Los indicadores están relacionados con el rol de la Procuraduría General del Estado
(PGE), del sistema judicial, del Ministerio Público, de las cámaras
de la Asamblea Legislativa Plurinacional
(ALP) y del Ejecutivo.
Informe a NNUU
El 12 de noviembre de 2020, el presidente Luis Arce
posesionó a Wilfredo Chávez -quien fue
abogado de Morales- como procurador
general del Estado. A fines de abril de este año, la PGE remitió un informe a
la Oficina de la Alta Comisionada de las Naciones Unidas para los Derechos
Humanos (Oacnudh) sobre los hechos de
2019.
En el documento, la PGE concluye que “a raíz de los
conflictos postelectorales, Bolivia sufrió la ruptura del orden constitucional
como consecuencia de un golpe de Estado perpetrado por dirigentes cívicos,
policías, militares, grupos parapoliciales”.

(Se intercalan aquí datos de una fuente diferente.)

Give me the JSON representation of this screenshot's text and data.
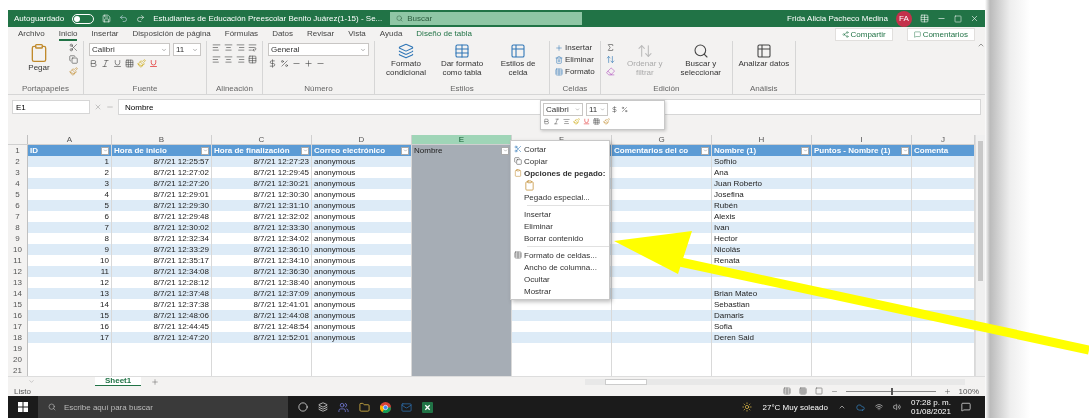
{
  "title_bar": {
    "autosave_label": "Autoguardado",
    "autosave_on": false,
    "title": "Estudiantes de Educación Preescolar Benito Juárez(1-15) - Se...",
    "search_placeholder": "Buscar",
    "user": "Frida Alicia Pacheco Medina",
    "avatar": "FA"
  },
  "ribbon_tabs": [
    {
      "label": "Archivo",
      "selected": false
    },
    {
      "label": "Inicio",
      "selected": true
    },
    {
      "label": "Insertar",
      "selected": false
    },
    {
      "label": "Disposición de página",
      "selected": false
    },
    {
      "label": "Fórmulas",
      "selected": false
    },
    {
      "label": "Datos",
      "selected": false
    },
    {
      "label": "Revisar",
      "selected": false
    },
    {
      "label": "Vista",
      "selected": false
    },
    {
      "label": "Ayuda",
      "selected": false
    },
    {
      "label": "Diseño de tabla",
      "selected": false,
      "kind": "contextual"
    }
  ],
  "share_button": "Compartir",
  "comments_button": "Comentarios",
  "ribbon_groups": [
    {
      "kind": "clipboard",
      "label": "Portapapeles",
      "buttons": [
        "Pegar"
      ]
    },
    {
      "kind": "font",
      "label": "Fuente",
      "font": "Calibri",
      "size": "11"
    },
    {
      "kind": "alignment",
      "label": "Alineación"
    },
    {
      "kind": "number",
      "label": "Número",
      "format": "General"
    },
    {
      "kind": "styles",
      "label": "Estilos",
      "buttons": [
        "Formato condicional",
        "Dar formato como tabla",
        "Estilos de celda"
      ]
    },
    {
      "kind": "cells",
      "label": "Celdas",
      "buttons": [
        "Insertar",
        "Eliminar",
        "Formato"
      ]
    },
    {
      "kind": "editing",
      "label": "Edición",
      "buttons": [
        "Ordenar y filtrar",
        "Buscar y seleccionar"
      ]
    },
    {
      "kind": "analysis",
      "label": "Análisis",
      "buttons": [
        "Analizar datos"
      ]
    }
  ],
  "formula_bar": {
    "name_box": "E1",
    "value": "Nombre"
  },
  "mini_toolbar": {
    "font": "Calibri",
    "size": "11"
  },
  "columns": [
    {
      "letter": "A",
      "header": "ID",
      "selected": false
    },
    {
      "letter": "B",
      "header": "Hora de inicio",
      "selected": false
    },
    {
      "letter": "C",
      "header": "Hora de finalización",
      "selected": false
    },
    {
      "letter": "D",
      "header": "Correo electrónico",
      "selected": false
    },
    {
      "letter": "E",
      "header": "Nombre",
      "selected": true
    },
    {
      "letter": "F",
      "selected": false
    },
    {
      "letter": "G",
      "header": "Comentarios del co",
      "selected": false
    },
    {
      "letter": "H",
      "header": "Nombre (1)",
      "selected": false
    },
    {
      "letter": "I",
      "header": "Puntos - Nombre (1)",
      "selected": false
    },
    {
      "letter": "J",
      "header": "Comenta",
      "selected": false
    }
  ],
  "header_row_number": "1",
  "rows": [
    {
      "num": "2",
      "id": "1",
      "start": "8/7/21 12:25:57",
      "end": "8/7/21 12:27:23",
      "email": "anonymous",
      "name": "Sofhio"
    },
    {
      "num": "3",
      "id": "2",
      "start": "8/7/21 12:27:02",
      "end": "8/7/21 12:29:45",
      "email": "anonymous",
      "name": "Ana"
    },
    {
      "num": "4",
      "id": "3",
      "start": "8/7/21 12:27:20",
      "end": "8/7/21 12:30:21",
      "email": "anonymous",
      "name": "Juan Roberto"
    },
    {
      "num": "5",
      "id": "4",
      "start": "8/7/21 12:29:01",
      "end": "8/7/21 12:30:30",
      "email": "anonymous",
      "name": "Josefina"
    },
    {
      "num": "6",
      "id": "5",
      "start": "8/7/21 12:29:30",
      "end": "8/7/21 12:31:10",
      "email": "anonymous",
      "name": "Rubén"
    },
    {
      "num": "7",
      "id": "6",
      "start": "8/7/21 12:29:48",
      "end": "8/7/21 12:32:02",
      "email": "anonymous",
      "name": "Alexis"
    },
    {
      "num": "8",
      "id": "7",
      "start": "8/7/21 12:30:02",
      "end": "8/7/21 12:33:30",
      "email": "anonymous",
      "name": "Ivan"
    },
    {
      "num": "9",
      "id": "8",
      "start": "8/7/21 12:32:34",
      "end": "8/7/21 12:34:02",
      "email": "anonymous",
      "name": "Hector"
    },
    {
      "num": "10",
      "id": "9",
      "start": "8/7/21 12:33:29",
      "end": "8/7/21 12:36:10",
      "email": "anonymous",
      "name": "Nicolás"
    },
    {
      "num": "11",
      "id": "10",
      "start": "8/7/21 12:35:17",
      "end": "8/7/21 12:34:10",
      "email": "anonymous",
      "name": "Renata"
    },
    {
      "num": "12",
      "id": "11",
      "start": "8/7/21 12:34:08",
      "end": "8/7/21 12:36:30",
      "email": "anonymous"
    },
    {
      "num": "13",
      "id": "12",
      "start": "8/7/21 12:28:12",
      "end": "8/7/21 12:38:40",
      "email": "anonymous"
    },
    {
      "num": "14",
      "id": "13",
      "start": "8/7/21 12:37:48",
      "end": "8/7/21 12:37:09",
      "email": "anonymous",
      "name": "Brian Mateo"
    },
    {
      "num": "15",
      "id": "14",
      "start": "8/7/21 12:37:38",
      "end": "8/7/21 12:41:01",
      "email": "anonymous",
      "name": "Sebastian"
    },
    {
      "num": "16",
      "id": "15",
      "start": "8/7/21 12:48:06",
      "end": "8/7/21 12:44:08",
      "email": "anonymous",
      "name": "Damaris"
    },
    {
      "num": "17",
      "id": "16",
      "start": "8/7/21 12:44:45",
      "end": "8/7/21 12:48:54",
      "email": "anonymous",
      "name": "Sofia"
    },
    {
      "num": "18",
      "id": "17",
      "start": "8/7/21 12:47:20",
      "end": "8/7/21 12:52:01",
      "email": "anonymous",
      "name": "Deren Said"
    }
  ],
  "empty_rows": [
    "19",
    "20",
    "21"
  ],
  "context_menu": {
    "groups": [
      [
        {
          "kind": "cut",
          "label": "Cortar"
        },
        {
          "kind": "copy",
          "label": "Copiar"
        },
        {
          "kind": "paste-heading",
          "label": "Opciones de pegado:"
        },
        {
          "kind": "paste-option"
        },
        {
          "kind": "plain",
          "label": "Pegado especial..."
        }
      ],
      [
        {
          "kind": "plain",
          "label": "Insertar"
        },
        {
          "kind": "plain",
          "label": "Eliminar"
        },
        {
          "kind": "plain",
          "label": "Borrar contenido"
        }
      ],
      [
        {
          "kind": "format",
          "label": "Formato de celdas..."
        },
        {
          "kind": "plain",
          "label": "Ancho de columna..."
        },
        {
          "kind": "plain",
          "label": "Ocultar"
        },
        {
          "kind": "plain",
          "label": "Mostrar"
        }
      ]
    ]
  },
  "sheet_tabs": [
    {
      "label": "Sheet1",
      "selected": true
    }
  ],
  "status_bar": {
    "status": "Listo",
    "zoom": "100%",
    "zoom_slider": {
      "level": 0.5
    }
  },
  "taskbar": {
    "search_placeholder": "Escribe aquí para buscar",
    "weather": "27°C  Muy soleado",
    "time": "07:28 p. m.",
    "date": "01/08/2021"
  }
}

En el reporte también señala
que el entonces vicepresidente Álvaro García Linera fue “forzado” a
presentar su renuncia, situación que “no
sucedió”, y que no “existe registro
alguno” de las renuncias de los entonces presidentes del Senado y de Diputados,
Adriana Salvatierra y Víctor Borda, respectivamente.
Anuncio de embajador
El segundo indicador es el anuncio que se hizo desde el MAS,
el 3 de mayo, de que Héctor Arce,
exministro de Justicia e integrante del entorno de Morales, sería designado
como embajador de Bolivia ante la
Organización de Estados Americanos
(OEA).
Un día después, el vocero presidencial, Jorge Richter,
sostuvo que Arce como embajador ante ese organismo se encargará de que el
secretario general de esa institución, Luis Almagro, responda por los hechos de
2019. “El señor Héctor Arce tiene una formación jurídica importante que va a
permitir también, mirando a los ojos, esto de manera simbólica, a quien fue uno
de los principales articuladores, hablamos del señor Almagro”, explicó Richter
en una entrevista con Bolivisión.
No obstante, el viernes, el senador Félix Ajpi (MAS) aclaró
que el tema aún se analiza en la Comisión de Política Internacional, después
de que el presidente Luis Arce pidiera
al Senado que apruebe el
nombramiento.
El sistema judicial
El tercer indicador está relacionado con el rol de la justicia. El 26 de octubre de
2020 el juez primero de Instrucción en lo Penal, Román Castro, decidió dejar
sin efecto la imputación y la orden de aprehensión que pesaba contra Morales
por el llamado “caso audio”, pese a que incluso hay un peritaje internacional,
realizado por el Cuerpo Técnico de Investigación del Ministerio Público de
Colombia, que concluyó que hay una “alta probabilidad” de que la voz del
registro sea de Morales.
A fines de 2020, luego de que el MAS asumiera nuevamente el
poder, la Sala Penal del Tribunal Supremo de Justicia, a petición de la defensa
de Morales, se declaró competente para tratar el caso. Fue en
ese contexto que el 6 de mayo el presidente de ese tribunal informó que la
causa está en la ALP, donde el MAS tiene mayoría.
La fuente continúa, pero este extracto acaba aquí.